Il mistero dei corpi celesti a forma di pupazzo di neve: forse oggi sappiamo come si sono formati

C'è una regione remota del Sistema solare che si estende oltre l'orbita dei pianeti principali, all'esterno dell'orbita di Nettuno. È la fascia di Kuiper, dove orbitano migliaia di corpi celesti minori, la maggior parte dei quali è formata da metano, ammoniaca, acqua e altre sostanze volatili congelate. Molti di questi corpi sono "planetesimi", ovvero oggetti spaziali primordiali, che risalgono agli albori del Sistema solare.
Oggi forse i ricercatori della Michigan State University (MSU) potrebbero aver trovato la risposta a uno dei rompicapo più complessi nello studio dei planetesimi. I loro risultati sono stati pubblicati sulla rivista Monthly Notices of the Royal Astronomical Society.
Lo studio sui planetesimi
Molti dei planetesimi, circa uno su dieci, che orbitano nella fascia di Kuiper non hanno infatti la forma che ci aspetteremmo quando parliamo di pianeti o corpi celesti, ma hanno una struttura binaria, con due sfere comunicanti, una caratteristica che gli fa assumere una forma simile a quella di un pupazzo di neve.
Tra questi corpi primordiali c'è Arrokoth, il più antico planetesimo osservato da una sonda spaziale. Si tratta di un corpo ultra-rosso – spiega la Royal Astronomical Society – formatosi 4 miliardi di anni fa e scoperto nel 2014 del telescopio spaziale Hubble.
Da tempo i ricercatori hanno ipotizzato che alla loro origine ci fosse un collasso gravitazionale senza però mai riuscire a dimostrare la loro teoria. Parliamo del fenomeno per cui un oggetto nello spazio, come una nube di gas o una stella, si contrae su sé stesso spinto dalla sua stessa gravità, se viene meno la pressione interna verso l'esterno. Parliamo di un processo molto simile, a livello concettuale, a quello da cui si originano i buchi neri.

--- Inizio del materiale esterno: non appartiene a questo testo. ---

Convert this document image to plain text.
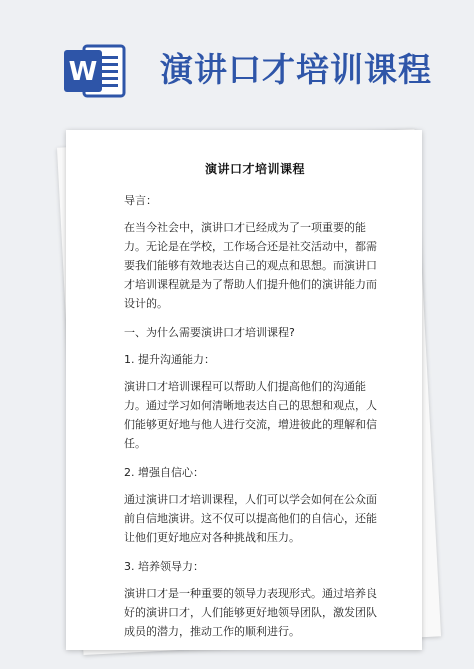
W 演讲口才培训课程
演讲口才培训课程
导言：
在当今社会中，演讲口才已经成为了一项重要的能力。无论是在学校，工作场合还是社交活动中，都需要我们能够有效地表达自己的观点和思想。而演讲口才培训课程就是为了帮助人们提升他们的演讲能力而设计的。
一、为什么需要演讲口才培训课程?
1. 提升沟通能力：
演讲口才培训课程可以帮助人们提高他们的沟通能力。通过学习如何清晰地表达自己的思想和观点，人们能够更好地与他人进行交流，增进彼此的理解和信任。
2. 增强自信心：
通过演讲口才培训课程，人们可以学会如何在公众面前自信地演讲。这不仅可以提高他们的自信心，还能让他们更好地应对各种挑战和压力。
3. 培养领导力：
演讲口才是一种重要的领导力表现形式。通过培养良好的演讲口才，人们能够更好地领导团队，激发团队成员的潜力，推动工作的顺利进行。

La teoria del collasso gravitazionale
Anche se la teoria del collasso gravitazionale era stata ipotizzata da molti ricercatori, Jackson Barnes della MSU è stato il primo a creare una simulazione in grado di dimostrare come questo processo potrebbe aver causato la loro tipica forma a doppio lobo.
Dobbiamo tenere a mente che alle sue origini, il Sistema solare era un disco di polveri e gas, i cui resti si trovano ancora nella fascia di Kuiper. "I planetesimi sono i primi grandi oggetti planetari a formarsi dal disco di polvere e ciottoli", spiegano i ricercatori.
"A volte, mentre la nube ruota – aggiungono i ricercatori – cade su se stessa, lacerando l'oggetto e formando due planetesimi separati che orbitano l'uno attorno all'altro". Nella simulazione di Barnes, in questi sistemi a coppia i corpi hanno un'orbita a spirale verso l'interno che a un certo punto li porta a entrare in contatto l'uno con l'altro ma delicatamente senza collidere, fino a fondersi, conservando la loro forma rotonda. Questi due corpi così fusi restano uniti – spiega Barnes – perché è molto improbabile che si scontrino con altri corpi nella fascia di Kuiper, come suggerisce il fatto che la maggior parte dei sistemi binari non presenta crateri. "Senza una collisione – spiega il ricercatore – non c'è nulla che possa separarli".